Both grant-prayer examples evoke images of a world that is not, of course, and in that way they are alike. In each case the image is the image of the mental world where the writer dwells, whether he knows it or not. The worlds are different, however, because this priesthood, like any other, has its conservative wing and its lunatic fringe, its Thomists and its Pentecostalists. The first writer (back in chapter 10) is orthodox and self-satisfied. He evokes a world in which pale abstractions move among the spheres in cycles and epicycles, or subsets of actions and processes. Translation, transformation, and organization, elemental, immaterial entities, merge and fuse into the transubstantiation of “meaning.” This is a world untouched by human hands. In the universe of “education,” no grubby brats bedevil harried teachers; no chalk dust clouds the air; no trays clatter to the floor in noisy cafeterias; no smelly socks litter the locker room. We find only fleshless principalities and powers, developments and relations, developments in philosophy, psychology, and communications theory, reciprocal relations and abilities to relate. This is a world where any minor German metaphysician of the nineteenth century would feel right at home, but where Walt Whitman would run lunatic.

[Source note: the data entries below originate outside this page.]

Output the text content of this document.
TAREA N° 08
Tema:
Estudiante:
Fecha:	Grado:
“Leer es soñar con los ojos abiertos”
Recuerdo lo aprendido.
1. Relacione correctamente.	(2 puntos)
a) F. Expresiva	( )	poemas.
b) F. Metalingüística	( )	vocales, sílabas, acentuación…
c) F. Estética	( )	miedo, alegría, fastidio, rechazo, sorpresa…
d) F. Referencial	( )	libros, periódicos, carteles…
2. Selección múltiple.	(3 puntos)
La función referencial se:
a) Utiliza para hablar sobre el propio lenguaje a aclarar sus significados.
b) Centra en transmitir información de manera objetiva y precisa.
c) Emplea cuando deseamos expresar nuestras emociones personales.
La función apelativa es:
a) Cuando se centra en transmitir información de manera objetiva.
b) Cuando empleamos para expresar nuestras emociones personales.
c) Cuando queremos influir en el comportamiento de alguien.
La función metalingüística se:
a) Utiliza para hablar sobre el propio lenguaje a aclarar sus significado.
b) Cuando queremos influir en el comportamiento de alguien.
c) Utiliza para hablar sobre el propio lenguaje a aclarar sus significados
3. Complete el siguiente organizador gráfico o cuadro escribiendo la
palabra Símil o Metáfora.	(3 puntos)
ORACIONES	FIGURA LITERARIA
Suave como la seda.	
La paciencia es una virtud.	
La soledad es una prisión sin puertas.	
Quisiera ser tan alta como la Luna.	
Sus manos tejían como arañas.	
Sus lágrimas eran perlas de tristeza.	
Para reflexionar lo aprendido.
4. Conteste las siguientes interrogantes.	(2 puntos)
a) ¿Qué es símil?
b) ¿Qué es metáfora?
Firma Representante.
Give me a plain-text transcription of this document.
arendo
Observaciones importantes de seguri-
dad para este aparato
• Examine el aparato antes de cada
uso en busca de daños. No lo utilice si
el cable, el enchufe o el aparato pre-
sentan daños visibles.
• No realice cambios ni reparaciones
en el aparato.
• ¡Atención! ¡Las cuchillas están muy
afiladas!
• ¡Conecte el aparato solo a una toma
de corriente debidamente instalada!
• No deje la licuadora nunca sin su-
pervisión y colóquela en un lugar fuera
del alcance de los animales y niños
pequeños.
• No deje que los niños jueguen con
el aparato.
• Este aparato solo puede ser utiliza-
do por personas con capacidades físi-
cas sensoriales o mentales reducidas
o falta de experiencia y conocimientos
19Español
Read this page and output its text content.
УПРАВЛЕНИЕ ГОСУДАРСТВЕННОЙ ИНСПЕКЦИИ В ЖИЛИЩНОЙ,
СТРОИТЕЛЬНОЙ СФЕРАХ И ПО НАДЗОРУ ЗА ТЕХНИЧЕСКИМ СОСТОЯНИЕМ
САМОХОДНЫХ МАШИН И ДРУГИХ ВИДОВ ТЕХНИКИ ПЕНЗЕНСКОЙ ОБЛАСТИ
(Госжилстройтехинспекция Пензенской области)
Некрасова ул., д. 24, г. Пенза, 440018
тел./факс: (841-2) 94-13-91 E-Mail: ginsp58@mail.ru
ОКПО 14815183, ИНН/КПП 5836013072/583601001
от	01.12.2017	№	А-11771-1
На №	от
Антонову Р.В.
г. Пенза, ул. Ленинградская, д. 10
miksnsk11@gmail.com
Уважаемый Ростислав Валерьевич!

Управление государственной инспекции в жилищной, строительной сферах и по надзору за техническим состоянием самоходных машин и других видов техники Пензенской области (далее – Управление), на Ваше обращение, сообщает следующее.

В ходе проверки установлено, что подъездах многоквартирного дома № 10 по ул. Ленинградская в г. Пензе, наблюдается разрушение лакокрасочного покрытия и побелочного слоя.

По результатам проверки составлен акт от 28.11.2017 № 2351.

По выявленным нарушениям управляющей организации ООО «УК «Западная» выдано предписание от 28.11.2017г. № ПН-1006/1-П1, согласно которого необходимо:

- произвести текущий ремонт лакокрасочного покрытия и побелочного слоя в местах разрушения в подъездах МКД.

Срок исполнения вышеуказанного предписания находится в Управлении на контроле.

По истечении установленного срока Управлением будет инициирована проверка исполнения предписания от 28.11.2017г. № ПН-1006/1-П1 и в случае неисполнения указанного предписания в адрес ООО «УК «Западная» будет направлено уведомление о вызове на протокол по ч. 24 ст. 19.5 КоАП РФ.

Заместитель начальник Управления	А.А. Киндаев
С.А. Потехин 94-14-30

Strangely, people who write and think like that insist that they are champions of what they have named “humanistic” education. They think, or they say that they think, that education ought to instill certain socially desirable attitudes and humanitarian values, and, accordingly, that a teacher must be “humanistic.” A teacher who is too knowledgeable in his subject is likely to become a “mere” expert, a slave of information, so the humanistic educationists take care to prevent that by arranging that would-be teachers spend as little time as possible in the study of any subject. This gives them more time to spend in humanistic studies where they can develop abilities to relate. But the language gives the game away. That grant-writer simply isn’t interested in anything human. Indeed, he isn’t even interested in anything concrete. He is interested in spirits.
The Environmental Educationist, on the other hand, is a visionary of apocalyptic enthusiasm. In his world a focus speaks a message and a manifestation of a vehicle toward an ethic materializes, or almost, out of the swirling fogs of off-site/on-site indoors/outdoors bipolar entities and dyads. He opens the seventy-seventh seal, and a catalytical non-discipline facilitates us to move through a meta-transition into a phase. In miraculous fashion, not to be understood by reason unaided by revelation, clients “represent” a mirror, and changes, a tool. It’s Walpurgisnacht in a soft mode of a visual/physical data exchange system. Where the first writer is a would-be theologian pretending to reason, the second is a shaman pretending to dance up demons. And he does, he does.
Our shamans may be false, but they have danced up real demons. As we have become more and more aware of what is happening in education and language–they go together–we have sought remedies. The shamans have promised us cures. The cures are all lethal.